Missbrauch und Mobbing an Waldorfschulen: Waldorfschulen müssen ihre Kinder besser schützen

I hr Image von Geborgenheit und Nostalgie macht Waldorfschulen attraktiv. Während die deutsche Bildungspolitik seit Jahren sichtbar versagt, wächst die Sehnsucht von Eltern nach einer herzerwärmenden Bildungs­utopie. Bei all der liebevollen Waldorfgestaltung wirkt Gewalt unvorstellbar, obwohl sie seit über 100 Jahren dokumentiert ist und auch immer wieder in der Presse über Vorfälle berichtet wurde.

2015 hat der Bund der Freien Waldorfschulen endlich eine Beschwerdestelle geschaffen, und seit 2022 müssen alle Waldorfschulen ein eigenes Schutzkonzept erarbeiten. Nur, wie wirksam können solche Maßnahmen sein, wenn selbst im frisch erschienenen Leitfaden zu Mobbing waldorfspezifische Pro­ble­me gar nicht erst benannt werden? Beispielsweise bleibt eine Waldorfklasse konzeptionell zwölf Jahre lang beisammen und hat die ersten acht Jahre dieselbe Klassenlehrkraft.

Wenn dort eine Dynamik entsteht, unter der einzelne Kinder leiden, gibt es keine strukturellen Brüche wie Lehrerwechsel, weiterführende Schulen oder ein Kurssystem. Mein Eindruck ist, dass sich eine „Schicksalsgemeinschaft“, die über so viele Jahre so eng zusammen geschmiedet werden soll, Sündenböcke sucht, um Spannung abzubauen. Konsequenzen blieben, meiner Beobachtung nach, insbesondere dann aus, wenn es um bei den Tätern um Kinder von reichen, sehr anthroposophischen oder Lehrerfamilien handelt.

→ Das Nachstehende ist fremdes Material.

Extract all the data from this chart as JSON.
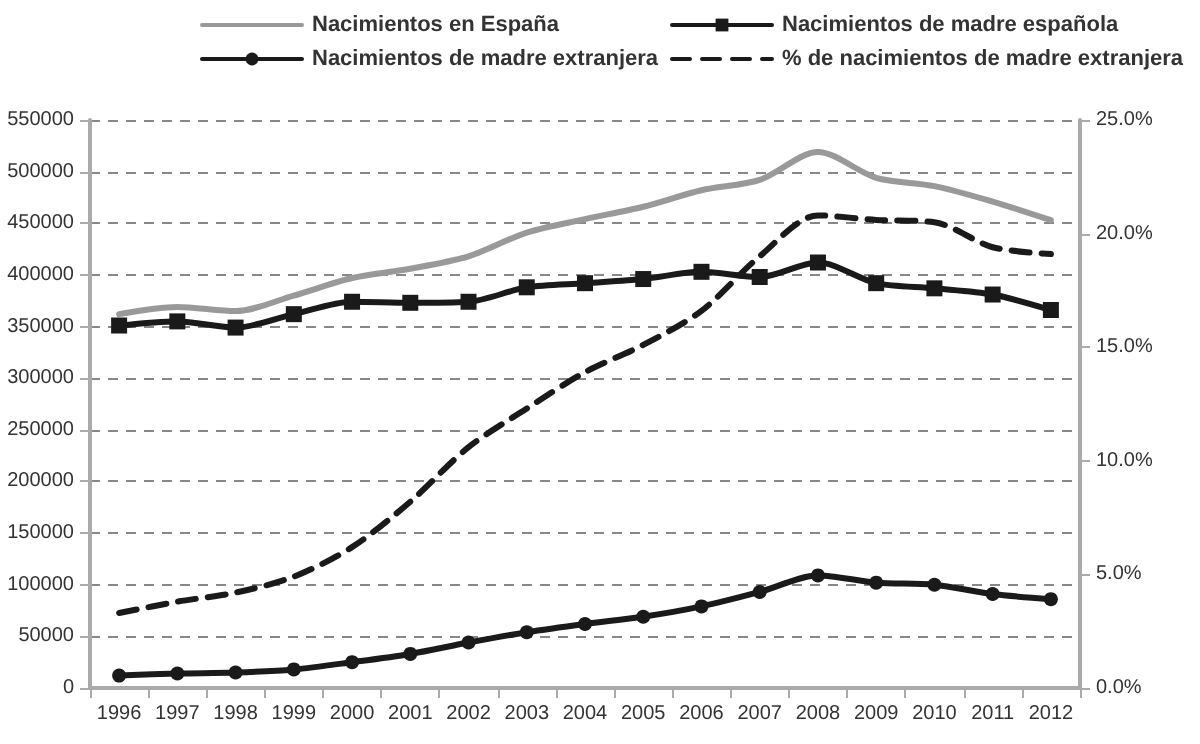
{
  "chart_data": {
    "type": "line",
    "categories": [
      "1996",
      "1997",
      "1998",
      "1999",
      "2000",
      "2001",
      "2002",
      "2003",
      "2004",
      "2005",
      "2006",
      "2007",
      "2008",
      "2009",
      "2010",
      "2011",
      "2012"
    ],
    "series": [
      {
        "name": "Nacimientos en España",
        "color": "#999999",
        "marker": "none",
        "line_style": "solid",
        "values": [
          362000,
          369000,
          365000,
          380000,
          397000,
          406000,
          418000,
          441000,
          454000,
          466000,
          482000,
          492000,
          519000,
          494000,
          486000,
          471000,
          453000
        ]
      },
      {
        "name": "Nacimientos de madre española",
        "color": "#1a1a1a",
        "marker": "square",
        "line_style": "solid",
        "values": [
          351000,
          355000,
          349000,
          362000,
          374000,
          373000,
          374000,
          388000,
          392000,
          396000,
          403000,
          398000,
          412000,
          392000,
          387000,
          381000,
          366000
        ]
      },
      {
        "name": "Nacimientos de madre extranjera",
        "color": "#1a1a1a",
        "marker": "circle",
        "line_style": "solid",
        "values": [
          12000,
          14000,
          15000,
          18000,
          25000,
          33000,
          44000,
          54000,
          62000,
          69000,
          79000,
          93000,
          109000,
          102000,
          100000,
          91000,
          86000
        ]
      },
      {
        "name": "% de nacimientos de madre extranjera",
        "color": "#1a1a1a",
        "marker": "none",
        "line_style": "dashed",
        "axis": "y2",
        "values": [
          3.3,
          3.8,
          4.2,
          4.9,
          6.2,
          8.2,
          10.6,
          12.3,
          13.9,
          15.1,
          16.6,
          19.0,
          20.8,
          20.6,
          20.5,
          19.4,
          19.1
        ]
      }
    ],
    "ylim": [
      0,
      550000
    ],
    "yticks": [
      0,
      50000,
      100000,
      150000,
      200000,
      250000,
      300000,
      350000,
      400000,
      450000,
      500000,
      550000
    ],
    "y2lim": [
      0,
      25
    ],
    "y2ticks": [
      {
        "value": 0,
        "label": "0.0%"
      },
      {
        "value": 5,
        "label": "5.0%"
      },
      {
        "value": 10,
        "label": "10.0%"
      },
      {
        "value": 15,
        "label": "15.0%"
      },
      {
        "value": 20,
        "label": "20.0%"
      },
      {
        "value": 25,
        "label": "25.0%"
      }
    ],
    "grid": "y",
    "legend": "top"
  }
}
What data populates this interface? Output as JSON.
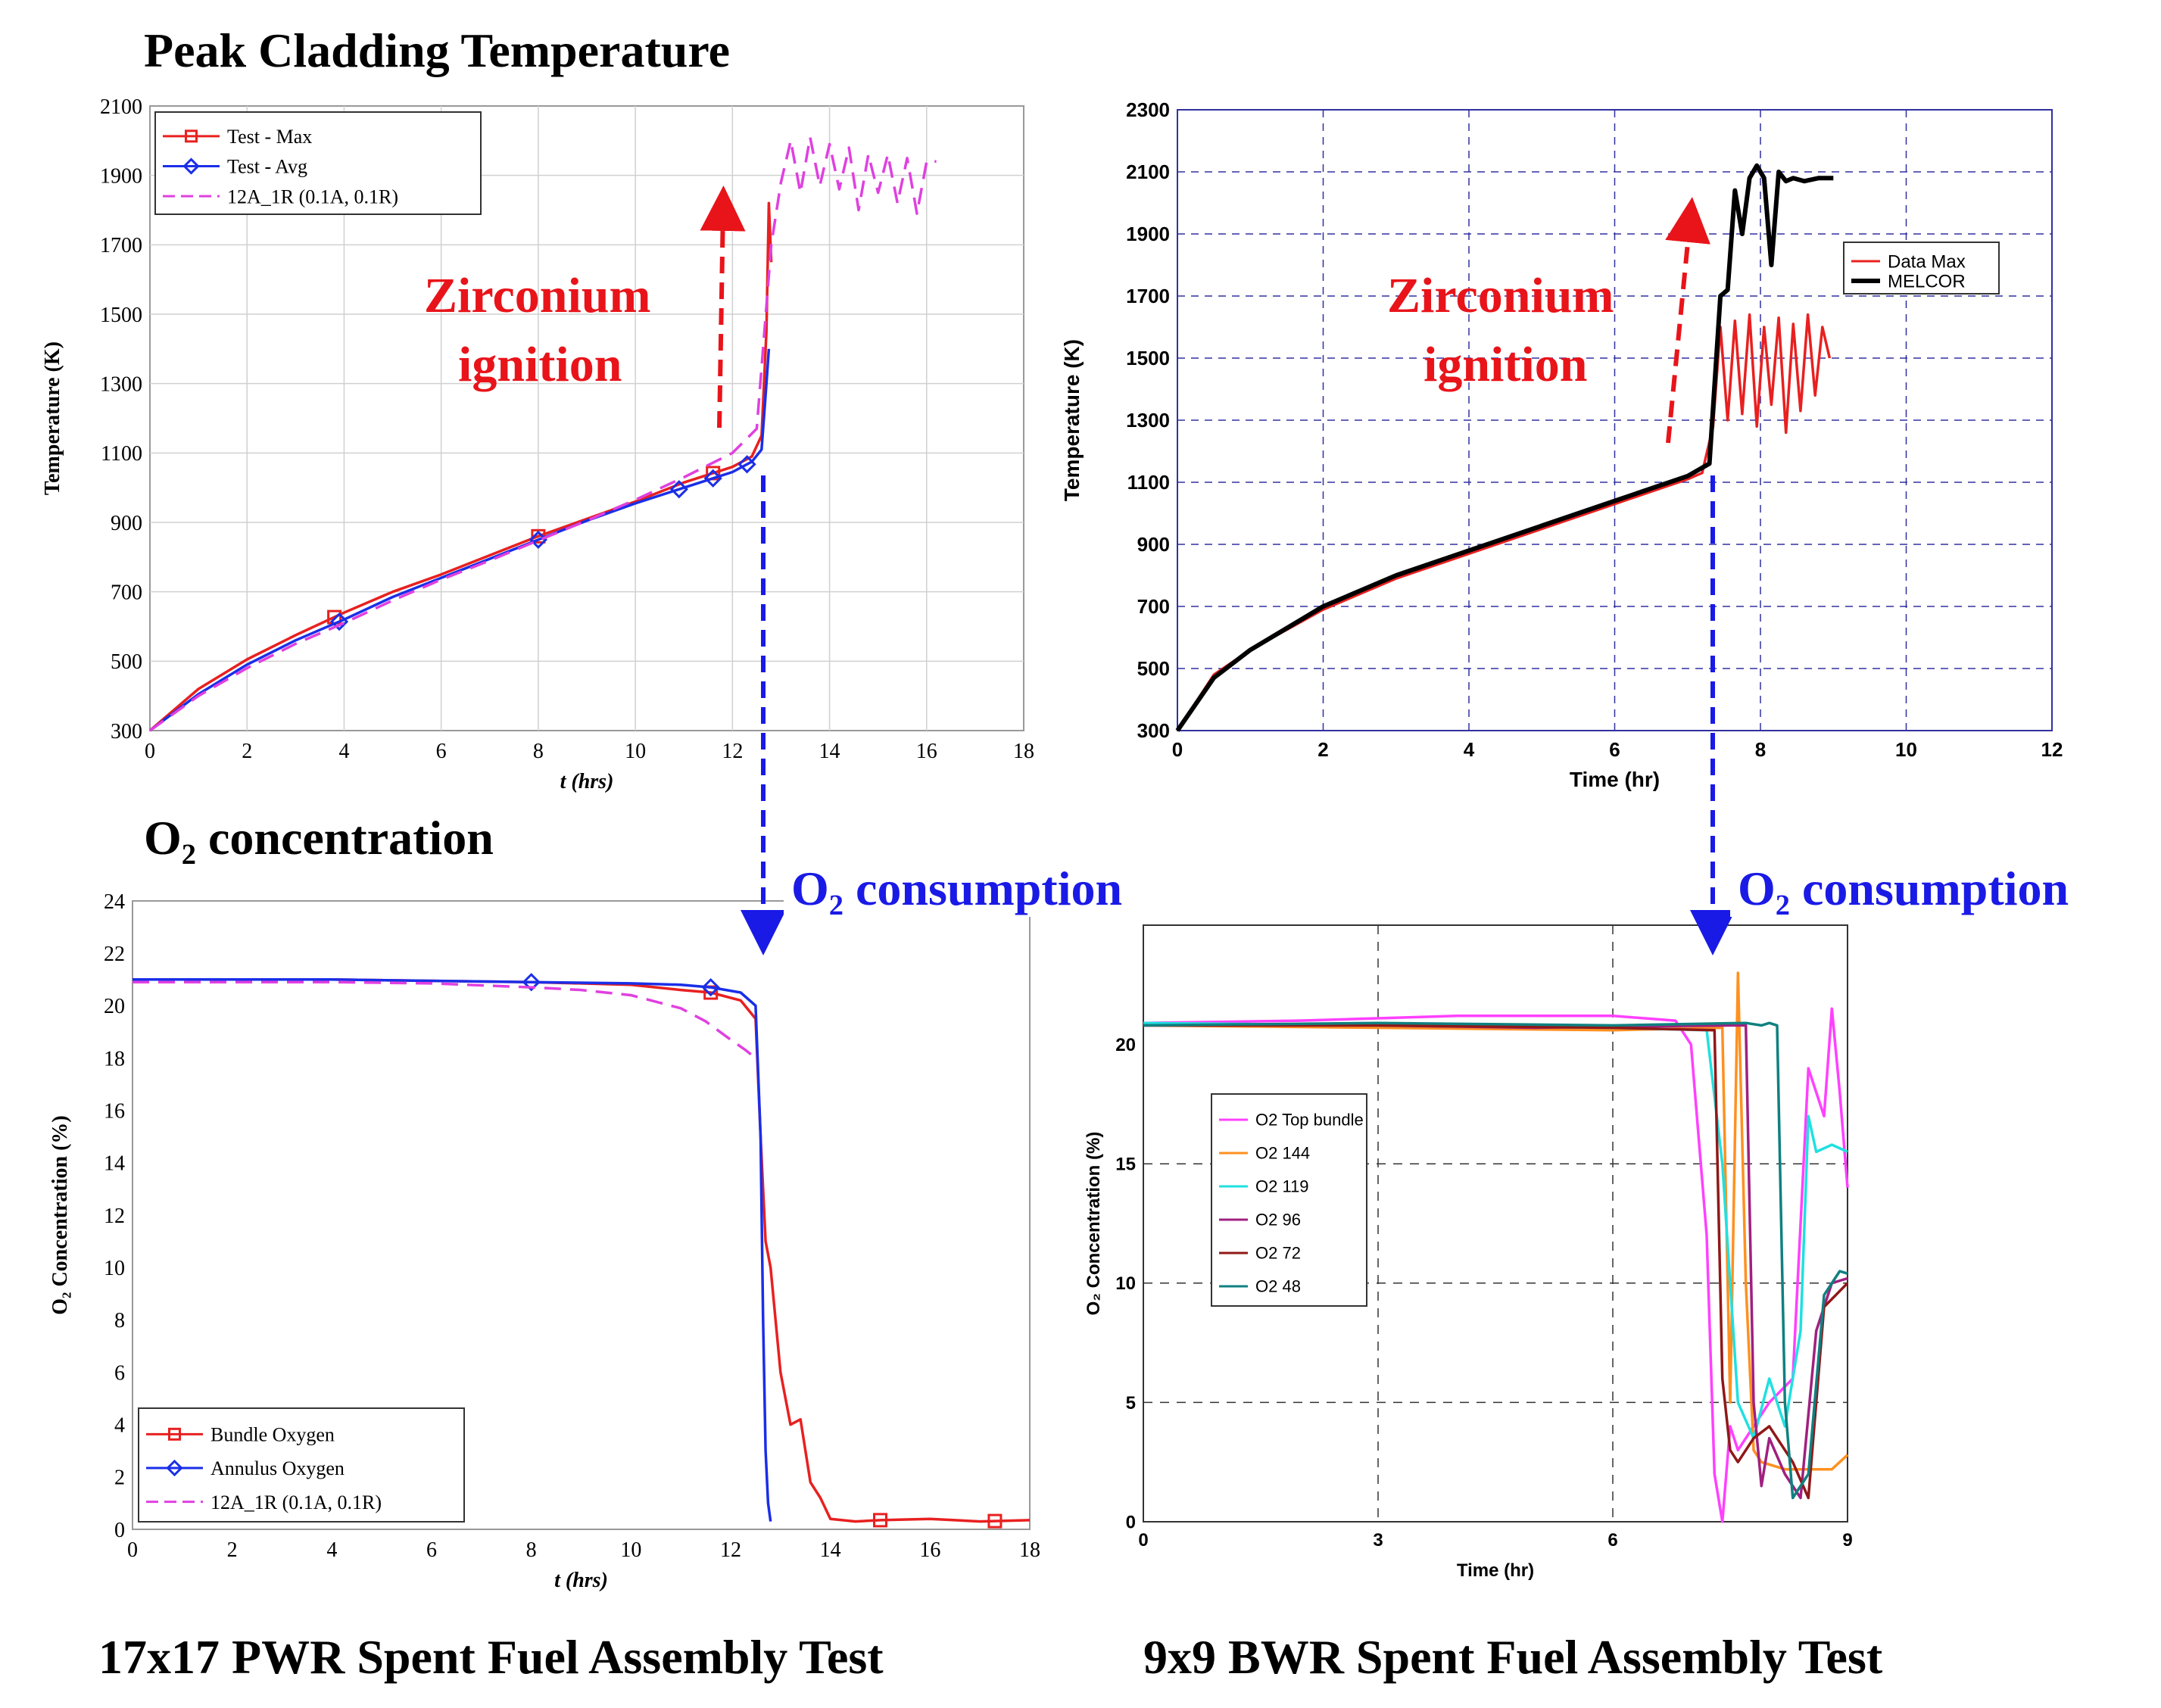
{
  "figure": {
    "heading_peak": "Peak Cladding Temperature",
    "heading_o2": "O₂ concentration",
    "caption_left": "17x17 PWR Spent Fuel Assembly Test",
    "caption_right": "9x9 BWR Spent Fuel Assembly Test",
    "annotation_ignition_line1": "Zirconium",
    "annotation_ignition_line2": "ignition",
    "annotation_consumption": "O₂ consumption",
    "colors": {
      "annotation_red": "#e8141a",
      "annotation_blue": "#1a1ae6",
      "grid_blue": "#3030a0"
    }
  },
  "chart_data": [
    {
      "id": "pwr_temp",
      "type": "line",
      "title": "",
      "xlabel": "t (hrs)",
      "ylabel": "Temperature (K)",
      "xlim": [
        0,
        18
      ],
      "ylim": [
        300,
        2100
      ],
      "xticks": [
        0,
        2,
        4,
        6,
        8,
        10,
        12,
        14,
        16,
        18
      ],
      "yticks": [
        300,
        500,
        700,
        900,
        1100,
        1300,
        1500,
        1700,
        1900,
        2100
      ],
      "grid": true,
      "legend": "top-left",
      "series": [
        {
          "name": "Test - Max",
          "color": "#e82020",
          "marker": "square",
          "x": [
            0,
            1,
            2,
            3,
            4,
            5,
            6,
            7,
            8,
            9,
            10,
            11,
            12,
            12.4,
            12.6,
            12.7,
            12.75,
            12.8
          ],
          "y": [
            300,
            420,
            505,
            575,
            640,
            700,
            750,
            805,
            860,
            910,
            960,
            1015,
            1060,
            1090,
            1150,
            1450,
            1820,
            1650
          ],
          "marker_x": [
            3.8,
            8.0,
            11.6
          ]
        },
        {
          "name": "Test - Avg",
          "color": "#1a2ee8",
          "marker": "diamond",
          "x": [
            0,
            1,
            2,
            3,
            4,
            5,
            6,
            7,
            8,
            9,
            10,
            11,
            12,
            12.4,
            12.6,
            12.7,
            12.75
          ],
          "y": [
            300,
            405,
            490,
            560,
            620,
            685,
            740,
            795,
            850,
            905,
            955,
            1000,
            1045,
            1075,
            1110,
            1300,
            1400
          ],
          "marker_x": [
            3.9,
            8.0,
            10.9,
            11.6,
            12.3
          ]
        },
        {
          "name": "12A_1R (0.1A, 0.1R)",
          "color": "#e040e0",
          "dash": true,
          "x": [
            0,
            1,
            2,
            3,
            4,
            5,
            6,
            7,
            8,
            9,
            10,
            11,
            12,
            12.5,
            12.8,
            13.0,
            13.2,
            13.4,
            13.6,
            13.8,
            14.0,
            14.2,
            14.4,
            14.6,
            14.8,
            15.0,
            15.2,
            15.4,
            15.6,
            15.8,
            16.0,
            16.2
          ],
          "y": [
            300,
            400,
            480,
            550,
            610,
            675,
            735,
            790,
            848,
            905,
            965,
            1030,
            1100,
            1170,
            1700,
            1880,
            2000,
            1850,
            2010,
            1870,
            1990,
            1860,
            1980,
            1800,
            1960,
            1850,
            1960,
            1820,
            1950,
            1790,
            1940,
            1940
          ]
        }
      ],
      "annotations": [
        "Zirconium",
        "ignition"
      ]
    },
    {
      "id": "bwr_temp",
      "type": "line",
      "title": "",
      "xlabel": "Time (hr)",
      "ylabel": "Temperature (K)",
      "xlim": [
        0,
        12
      ],
      "ylim": [
        300,
        2300
      ],
      "xticks": [
        0,
        2,
        4,
        6,
        8,
        10,
        12
      ],
      "yticks": [
        300,
        500,
        700,
        900,
        1100,
        1300,
        1500,
        1700,
        1900,
        2100,
        2300
      ],
      "grid": true,
      "legend": "right",
      "series": [
        {
          "name": "Data Max",
          "color": "#e82020",
          "x": [
            0,
            0.5,
            1,
            2,
            3,
            4,
            5,
            6,
            7,
            7.2,
            7.35,
            7.45,
            7.55,
            7.65,
            7.75,
            7.85,
            7.95,
            8.05,
            8.15,
            8.25,
            8.35,
            8.45,
            8.55,
            8.65,
            8.75,
            8.85,
            8.95
          ],
          "y": [
            300,
            480,
            560,
            690,
            790,
            870,
            950,
            1030,
            1110,
            1130,
            1280,
            1600,
            1300,
            1620,
            1320,
            1640,
            1280,
            1600,
            1350,
            1630,
            1260,
            1610,
            1330,
            1640,
            1380,
            1600,
            1500
          ]
        },
        {
          "name": "MELCOR",
          "color": "#000000",
          "x": [
            0,
            0.5,
            1,
            2,
            3,
            4,
            5,
            6,
            7,
            7.3,
            7.45,
            7.55,
            7.65,
            7.75,
            7.85,
            7.95,
            8.05,
            8.15,
            8.25,
            8.35,
            8.45,
            8.6,
            8.8,
            9.0
          ],
          "y": [
            300,
            470,
            560,
            700,
            800,
            880,
            960,
            1040,
            1120,
            1160,
            1700,
            1720,
            2040,
            1900,
            2080,
            2120,
            2080,
            1800,
            2100,
            2070,
            2080,
            2070,
            2080,
            2080
          ]
        }
      ],
      "annotations": [
        "Zirconium",
        "ignition"
      ]
    },
    {
      "id": "pwr_o2",
      "type": "line",
      "title": "",
      "xlabel": "t (hrs)",
      "ylabel": "O₂ Concentration (%)",
      "xlim": [
        0,
        18
      ],
      "ylim": [
        0,
        24
      ],
      "xticks": [
        0,
        2,
        4,
        6,
        8,
        10,
        12,
        14,
        16,
        18
      ],
      "yticks": [
        0,
        2,
        4,
        6,
        8,
        10,
        12,
        14,
        16,
        18,
        20,
        22,
        24
      ],
      "grid": false,
      "legend": "bottom-left",
      "series": [
        {
          "name": "Bundle Oxygen",
          "color": "#e82020",
          "marker": "square",
          "x": [
            0,
            4,
            8,
            10,
            11,
            11.6,
            12.2,
            12.5,
            12.6,
            12.7,
            12.8,
            13.0,
            13.2,
            13.4,
            13.6,
            13.8,
            14.0,
            14.5,
            15.0,
            16.0,
            17.0,
            18.0
          ],
          "y": [
            21.0,
            21.0,
            20.9,
            20.8,
            20.6,
            20.5,
            20.2,
            19.5,
            15.0,
            11.0,
            10.0,
            6.0,
            4.0,
            4.2,
            1.8,
            1.2,
            0.4,
            0.3,
            0.35,
            0.4,
            0.3,
            0.35
          ],
          "marker_x": [
            11.6,
            15.0,
            17.3
          ]
        },
        {
          "name": "Annulus Oxygen",
          "color": "#1a2ee8",
          "marker": "diamond",
          "x": [
            0,
            4,
            8,
            10,
            11,
            11.6,
            12.2,
            12.5,
            12.6,
            12.65,
            12.7,
            12.75,
            12.8
          ],
          "y": [
            21.0,
            21.0,
            20.9,
            20.85,
            20.8,
            20.7,
            20.5,
            20.0,
            15.0,
            8.0,
            3.0,
            1.0,
            0.3
          ],
          "marker_x": [
            8.0,
            11.6
          ]
        },
        {
          "name": "12A_1R (0.1A, 0.1R)",
          "color": "#e040e0",
          "dash": true,
          "x": [
            0,
            4,
            6,
            8,
            9,
            10,
            11,
            11.5,
            12.0,
            12.3,
            12.5
          ],
          "y": [
            20.9,
            20.9,
            20.85,
            20.7,
            20.6,
            20.4,
            19.9,
            19.4,
            18.7,
            18.3,
            18.0
          ]
        }
      ],
      "annotations": [
        "O₂ consumption"
      ]
    },
    {
      "id": "bwr_o2",
      "type": "line",
      "title": "",
      "xlabel": "Time (hr)",
      "ylabel": "O₂ Concentration (%)",
      "xlim": [
        0,
        9
      ],
      "ylim": [
        0,
        25
      ],
      "xticks": [
        0,
        3,
        6,
        9
      ],
      "yticks": [
        0,
        5,
        10,
        15,
        20
      ],
      "grid": true,
      "legend": "left",
      "series": [
        {
          "name": "O2 Top bundle",
          "color": "#ff40ff",
          "x": [
            0,
            2,
            4,
            6,
            6.8,
            7.0,
            7.2,
            7.3,
            7.4,
            7.5,
            7.6,
            7.8,
            8.0,
            8.3,
            8.5,
            8.7,
            8.8,
            8.9,
            9.0
          ],
          "y": [
            20.9,
            21.0,
            21.2,
            21.2,
            21.0,
            20.0,
            12.0,
            2.0,
            0.0,
            4.0,
            3.0,
            4.0,
            5.0,
            6.0,
            19.0,
            17.0,
            21.5,
            18.0,
            14.0
          ]
        },
        {
          "name": "O2 144",
          "color": "#ff9020",
          "x": [
            0,
            3,
            6,
            7.4,
            7.5,
            7.6,
            7.7,
            7.8,
            7.9,
            8.2,
            8.5,
            8.8,
            9.0
          ],
          "y": [
            20.8,
            20.7,
            20.6,
            20.7,
            5.0,
            23.0,
            10.0,
            3.0,
            2.5,
            2.2,
            2.2,
            2.2,
            2.8
          ]
        },
        {
          "name": "O2 119",
          "color": "#20e0e0",
          "x": [
            0,
            3,
            6,
            7.2,
            7.4,
            7.6,
            7.8,
            8.0,
            8.2,
            8.4,
            8.5,
            8.6,
            8.8,
            9.0
          ],
          "y": [
            20.9,
            20.8,
            20.7,
            20.6,
            15.0,
            5.0,
            3.5,
            6.0,
            4.0,
            8.0,
            17.0,
            15.5,
            15.8,
            15.5
          ]
        },
        {
          "name": "O2 96",
          "color": "#a02080",
          "x": [
            0,
            3,
            5,
            7.5,
            7.7,
            7.8,
            7.9,
            8.0,
            8.2,
            8.4,
            8.6,
            8.8,
            9.0
          ],
          "y": [
            20.8,
            20.8,
            20.7,
            20.8,
            20.8,
            5.0,
            1.5,
            3.5,
            2.0,
            1.0,
            8.0,
            10.0,
            10.2
          ]
        },
        {
          "name": "O2 72",
          "color": "#901818",
          "x": [
            0,
            3,
            6,
            7.3,
            7.4,
            7.5,
            7.6,
            7.8,
            8.0,
            8.3,
            8.5,
            8.7,
            9.0
          ],
          "y": [
            20.8,
            20.8,
            20.7,
            20.6,
            6.0,
            3.0,
            2.5,
            3.5,
            4.0,
            2.5,
            1.0,
            9.0,
            10.0
          ]
        },
        {
          "name": "O2 48",
          "color": "#108080",
          "x": [
            0,
            3,
            6,
            7.7,
            7.9,
            8.0,
            8.1,
            8.2,
            8.3,
            8.5,
            8.7,
            8.9,
            9.0
          ],
          "y": [
            20.8,
            20.9,
            20.8,
            20.9,
            20.8,
            20.9,
            20.8,
            5.0,
            1.0,
            2.0,
            9.5,
            10.5,
            10.4
          ]
        }
      ],
      "annotations": [
        "O₂ consumption"
      ]
    }
  ]
}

Heute scheinen Waldorfschulen mit dem „No-Blame-Aporoach“ zu arbeiten, bei dem ich befürchte, dass er eingebettet in die Waldorfpädagogik mit ihrem Karmadenken, betroffene Kinder zu wenig schützt. Zudem ist der Druck auf die Kinder, alles auszuhalten, besonders groß, denn ein Schulwechsel bedeutet oft, auf die „böse Staatsschule“ zu wechseln und eine Klasse zu wiederholen.

Der Ikea-Effekt wirkt bei den Eltern

Und auf Waldorfeltern wirkt der Ikea-Effekt: Wer etwas mit eigenem Einsatz aufbaut, misst ihm einen höheren Wert bei. Sie sind dankbar für den Schulplatz, investieren Zeit und Geld – die Distanz schmilzt: Man wird stolzer Teil der Schule. Kinder wiederum wollen ihre Eltern ungern enttäuschen – und sagen oft lange nichts. Wenden sich Waldorfeltern dann doch an die Klassenlehrkraft aka „geliebte Autorität“, wird laut Leitfaden zunächst Vertrauen eingefordert. Gelingt das nicht, kann die Waldorfschule den Schulvertrag einseitig kündigen.

Das Kind muss die Schule oft kurzfristig verlassen. Klare Hierarchien, die in Konfliktsituationen greifen, gibt es an den selbstverwalteten Waldorfschulen nur selten. Und der Bund der Freien Waldorfschulen ist gegenüber seinen Mitgliedsschulen ebenso wenig weisungsbefugt wie die staatliche Schulaufsicht. Mehrere Mitglieder der Unabhängigen Kommission zur Aufarbeitung sexuellen Kindesmissbrauchs halten es „für wichtig, das Nähe-Distanz-Verhältnis an Schulen in freier Trägerschaft kritisch zu reflektieren.

Auch eine gewisse Selbstgenügsamkeit und Abschottung nach außen“ könne „zu einem Risikofaktor werden“. Sie sehen „generell bei privaten Schulen, die einen hohen elitären Selbstanspruch“ besäßen, „ein hohes Risiko für Übergriffe“. Wir müssen uns klarmachen, dass es Schulen ohne Gewalt nicht gibt – unabhängig von Ästhetik, Klientel und Schultyp. Wir sollten uns nicht von einer gewissen Ästhetik blenden lassen, sondern immer genau hinschauen, wie Strukturen und Machtverhältnisse aussehen und wie wir für Kinder da sein können.